Rhode Island SB 2318 (2026) — Workers' Cooperatives

Purpose and intent
- The bill clarifies and expands the role of corporations that elect to be governed as workers’ cooperatives, specifically in relation to furnishing contract labor and acting as a hiring hall under certain circumstances.
- It seeks to designate workers furnished by a workers’ cooperative corporation as independent contractors, while also addressing how such workers and the cooperative interact with state labor and employment laws.

Key provisions
- Creation of a new statutory section: 7-6.2-3.1, added to Chapter 7-6.2 (Workers’ Cooperatives).
- Electing governance as a workers’ cooperative:
- A corporation can indicate in its articles of incorporation or bylaws its intent to be governed as a workers’ cooperative for the purpose of furnishing contract labor to other entities.
- The relationship between the workers’ cooperative and the individuals performing labor must demonstrate that those individuals are independent contractors furnishing skilled labor through the cooperative.
- Clarification of application of Section 7-6.2-4(f):
- If an individual uses a workers’ cooperative to secure work with another entity but is not a member of the cooperative or is not furnishing services directly to the cooperative, the terms of 7-6.2-4(f) do not apply to that individual. In other words, certain employment-related provisions may not apply to such individuals in that circumstance.
- Payroll and employment compliance considerations:
- The legislative explanation indicates that workers furnished by a workers’ cooperative would be considered independent contractors for purposes of the arrangement.
- The workers’ cooperative, with respect to those workers, would be exempt from the provisions of Title 28 that treat workers as employees (i.e., payroll taxes, temporary disability insurance, state unemployment insurance, workers’ compensation insurance) when the workers are independent contractors (subject to the cooperative’s structure and compliance with separate requirements for independent contractors).
- Effective date: The act takes effect upon passage.

Who is affected
- Rhode Island corporations that elect to be governed as workers’ cooperatives (for the purpose of supplying contract labor to other entities).
- Individuals who render labor through these worker cooperatives, who would be treated as independent contractors rather than employees for the purposes described.
- State labor and employment regulatory framework, since the cooperative and its workers would interact with Title 28 (employment laws) in the described independent-contractor context.
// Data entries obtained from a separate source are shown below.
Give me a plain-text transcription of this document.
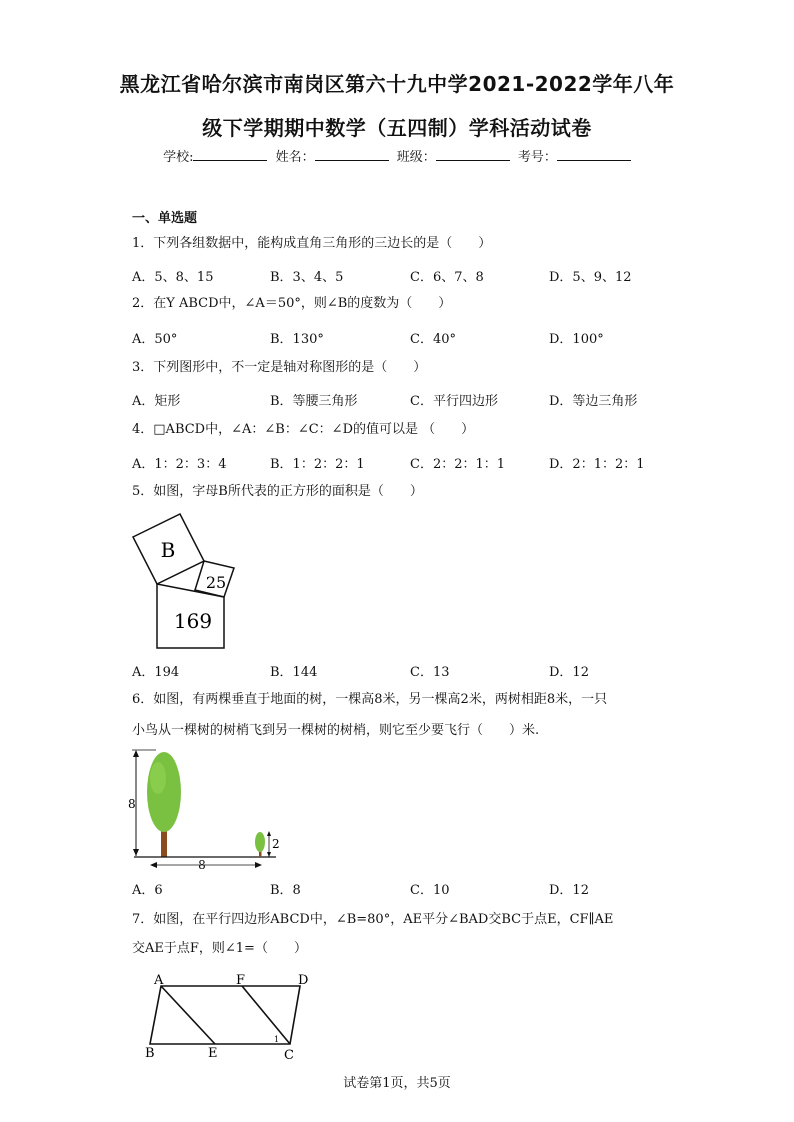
黑龙江省哈尔滨市南岗区第六十九中学2021-2022学年八年
级下学期期中数学（五四制）学科活动试卷
学校:	姓名：	班级：	考号：
一、单选题
1．下列各组数据中，能构成直角三角形的三边长的是（　　）
A．5、8、15	B．3、4、5	C．6、7、8	D．5、9、12
2．在Y ABCD中，∠A＝50°，则∠B的度数为（　　）
A．50°	B．130°	C．40°	D．100°
3．下列图形中，不一定是轴对称图形的是（　　）
A．矩形	B．等腰三角形	C．平行四边形	D．等边三角形
4．□ABCD中，∠A：∠B：∠C：∠D的值可以是 （　　）
A．1：2：3：4	B．1：2：2：1	C．2：2：1：1	D．2：1：2：1
5．如图，字母B所代表的正方形的面积是（　　）
B
25
169
A．194	B．144	C．13	D．12
6．如图，有两棵垂直于地面的树，一棵高8米，另一棵高2米，两树相距8米，一只
小鸟从一棵树的树梢飞到另一棵树的树梢，则它至少要飞行（　　）米.
8
2
8
A．6	B．8	C．10	D．12
7．如图，在平行四边形ABCD中，∠B=80°，AE平分∠BAD交BC于点E，CF∥AE
交AE于点F，则∠1=（　　）
A	F	D
B	E	C
1
试卷第1页，共5页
Procedural and timeline aspects
- Introduced January 23, 2026, and referred to the Senate Labor & Gaming Committee.
- Committee action: The committee recommended passage (April 29, 2026).
- Senate calendar: Placed on the Senate calendar for May 7, 2026 (pending further debate or action).

Notes and considerations
- The bill focuses on clarifying operational and legal distinctions between workers’ cooperatives acting as hiring halls and the independent-contractor status of workers they place with contracting entities.
- It potentially reduces certain employee-related obligations (e.g., payroll taxes, unemployment and workers’ compensation insurance) for workers who are treated as independent contractors under the cooperative structure, while emphasizing independent-contractor relationships and related compliance.
- Implementation will depend on how Rhode Island courts and regulatory agencies interpret the independent-contractor designation within cooperatives and how subsequent rules in Title 28 are applied.

Compiled from official sources — confirm details with the bill’s official record.